The asymptotic properties of the multinomials being orthogonal on the circle and their derivatives of the natural order are investigated. For orthogonal multinomial on the circle the asymptotics in Segeau form being even inner arc not containing the special points of the distribution density has been proved at minimal limitations for the smoothness of the later. For wide classes with special features, the flow evaluations of the Segeau function module, weight analogies of the Markov, Bernstein and Nikolski inequalities and sometimes also the even asymptotic representations of the orthogonal multinomials on the circle and their derivatives have been specified.

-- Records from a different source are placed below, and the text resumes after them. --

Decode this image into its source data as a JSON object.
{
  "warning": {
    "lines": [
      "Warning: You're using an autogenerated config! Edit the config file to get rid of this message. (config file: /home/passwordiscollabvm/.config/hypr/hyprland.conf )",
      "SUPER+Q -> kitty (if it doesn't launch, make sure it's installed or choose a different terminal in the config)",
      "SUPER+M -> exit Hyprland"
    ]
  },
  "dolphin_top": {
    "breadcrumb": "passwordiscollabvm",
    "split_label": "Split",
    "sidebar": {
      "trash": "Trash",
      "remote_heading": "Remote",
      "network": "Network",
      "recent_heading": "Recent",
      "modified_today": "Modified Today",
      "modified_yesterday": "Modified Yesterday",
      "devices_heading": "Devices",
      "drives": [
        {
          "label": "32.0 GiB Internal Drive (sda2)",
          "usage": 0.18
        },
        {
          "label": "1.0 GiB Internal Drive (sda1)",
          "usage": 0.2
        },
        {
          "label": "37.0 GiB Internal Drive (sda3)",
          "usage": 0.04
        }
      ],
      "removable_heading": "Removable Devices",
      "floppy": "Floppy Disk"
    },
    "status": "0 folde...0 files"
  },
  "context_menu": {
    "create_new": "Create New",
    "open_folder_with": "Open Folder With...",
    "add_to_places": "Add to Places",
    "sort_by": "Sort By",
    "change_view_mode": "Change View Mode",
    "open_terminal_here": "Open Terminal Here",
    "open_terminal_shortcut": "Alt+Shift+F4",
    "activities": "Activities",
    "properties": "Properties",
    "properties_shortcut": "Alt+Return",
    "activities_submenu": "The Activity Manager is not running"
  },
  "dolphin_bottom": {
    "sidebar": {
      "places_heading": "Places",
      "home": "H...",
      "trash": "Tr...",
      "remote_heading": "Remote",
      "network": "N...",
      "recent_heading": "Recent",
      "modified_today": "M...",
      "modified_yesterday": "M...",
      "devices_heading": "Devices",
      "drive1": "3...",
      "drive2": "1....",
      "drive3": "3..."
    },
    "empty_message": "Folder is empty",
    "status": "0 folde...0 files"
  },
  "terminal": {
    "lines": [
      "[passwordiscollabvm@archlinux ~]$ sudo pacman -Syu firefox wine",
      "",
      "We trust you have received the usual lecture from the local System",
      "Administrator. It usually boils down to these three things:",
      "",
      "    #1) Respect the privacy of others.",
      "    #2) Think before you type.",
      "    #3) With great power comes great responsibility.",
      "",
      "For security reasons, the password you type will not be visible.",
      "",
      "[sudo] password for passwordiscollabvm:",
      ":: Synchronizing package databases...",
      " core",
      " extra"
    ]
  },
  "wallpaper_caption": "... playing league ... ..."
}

As a consequence the results about asymptotics of the orthogonal trigonometric polynomials and multinomials being orthogonal on the line (specifically, generalized Jacobian multinomials) have been obtained.Available from VNTIC / VNTIC - Scientific & Technical Information Centre of RussiaSIGLERURussian Federatio

Topics: 12A - Pure mathematics, ASYMPTOTIC PROPERTIES, ORTHOGONAL POLYNOMIALS, DERIVATIVES
Year: 1996
OAI identifier:
Provided by: OpenGrey Repository
Download PDF:
Sorry, we are unable to provide the full text but you may find it at the following location(s):
  • http://hdl.handle.net/10068/35... (external link)
  • Suggested articles


    To submit an update or takedown request for this paper, please submit an Update/Correction/Removal Request.